Schon 5 Minuten später sitzen wir im Auto von 2 netten Schweizern, die uns bis zum Dorf mitnehmen in dem der Wanderweg zum Strand startet. Danke! Trampen funktioniert hier auf den Lofoten besser als Busfahren.

Wir fragen einen Einheimischen nach dem Strand und er erklärt uns, dass es zwei Wege dorthin gibt. Der eine ist etwas kürzer aber nicht sehr schön, der andere ist etwas länger: „Maybe one hour, but you have a spectacular view!“. Alles klar, wir nehmen den längeren Weg, eine Stunde laufen schaffen wir schon, auch mit unserem kompletten Gepäck (Yoshi hat das Gewicht unserer Deuter Backpacks geschätzt.
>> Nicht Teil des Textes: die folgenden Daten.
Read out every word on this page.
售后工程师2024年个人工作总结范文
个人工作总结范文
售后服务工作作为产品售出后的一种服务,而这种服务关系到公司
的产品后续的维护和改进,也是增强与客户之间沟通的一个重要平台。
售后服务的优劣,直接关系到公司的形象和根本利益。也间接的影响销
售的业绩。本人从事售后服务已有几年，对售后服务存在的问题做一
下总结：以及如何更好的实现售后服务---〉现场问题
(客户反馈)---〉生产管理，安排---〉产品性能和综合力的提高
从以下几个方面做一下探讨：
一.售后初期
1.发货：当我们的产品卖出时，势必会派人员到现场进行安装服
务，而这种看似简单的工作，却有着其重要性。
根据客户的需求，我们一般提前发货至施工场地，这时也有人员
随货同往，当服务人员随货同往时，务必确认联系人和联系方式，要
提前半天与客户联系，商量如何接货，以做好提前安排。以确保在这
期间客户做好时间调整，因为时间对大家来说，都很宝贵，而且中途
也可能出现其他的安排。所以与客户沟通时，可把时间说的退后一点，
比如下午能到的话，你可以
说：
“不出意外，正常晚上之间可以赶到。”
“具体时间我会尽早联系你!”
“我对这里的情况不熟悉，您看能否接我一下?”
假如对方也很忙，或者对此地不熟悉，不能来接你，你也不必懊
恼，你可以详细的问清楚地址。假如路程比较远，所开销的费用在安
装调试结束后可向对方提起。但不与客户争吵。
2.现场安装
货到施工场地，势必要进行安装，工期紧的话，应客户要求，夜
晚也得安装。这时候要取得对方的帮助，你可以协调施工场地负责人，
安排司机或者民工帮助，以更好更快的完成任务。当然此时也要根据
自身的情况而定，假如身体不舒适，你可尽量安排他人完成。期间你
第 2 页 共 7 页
Er meinte Meiner hat ca 20 Kilo, Toby’s gute 30. Wir hoffen er übertreibt)...

Wir starten und der Weg ist wirklich total schön und angenehm zu laufen, bis es plötzlich steil Bergauf geht. Wir haben eigentlich immer gesagt, dass wir mit unserem vollen Gepäck nicht wandern gehen sondern für Hikes unseren Kram irgendwo einschließen, oder im Zelt lassen. Naja, nun sind wir schon los und wir wissen sowieso nicht wo wir die Sachen lassen sollen. Also geht es weiter den steilen Pfad hinauf. Fast geschafft. Oben angekommen haben wir einen fantastischen Ausblick über Fjorde, kleine Bergseen und schroffe, grünbewachsene Hänge. Doch dann merken wir schnell: es geht noch weiter hoch. Ich kann mich nach dieser Erkenntnis nicht mehr auf die Postkartenansicht konzentrieren. Der Rucksack zieht mich bei jedem Schritt nach unten. Da es wirklich extrem steil ist müssen wir oft klettern und ich habe manchmal das Gefühl gleich nach hinten zu kippen. Wir werden mittlerweile auch von ein paar Leuten mit leichterem Gepäck überholt. Es nieselt und der Untergrund auf der Hochebene ist moorig und wenn man nicht aufpasst, sinkt man bis zum Knöchel ein. Der Weg ist bei diesen Wetterbedingungen und dem Gepäck extrem herausfordernd und jeder nächsten Steigung folgt stets ein steiler Abgang. Dann, wie aus dem Nichts, eröffnet sich vor uns eine unglaubliche Aussicht auf den Strand. Das Wasser ist Türkis und der Sand strahlend Weiß. Das ganze liegt spektakulär zwischen grau-schwarzen Berghängen. Wir sind sprachlos. Mit solch einem Superlativ haben wir nicht gerechnet.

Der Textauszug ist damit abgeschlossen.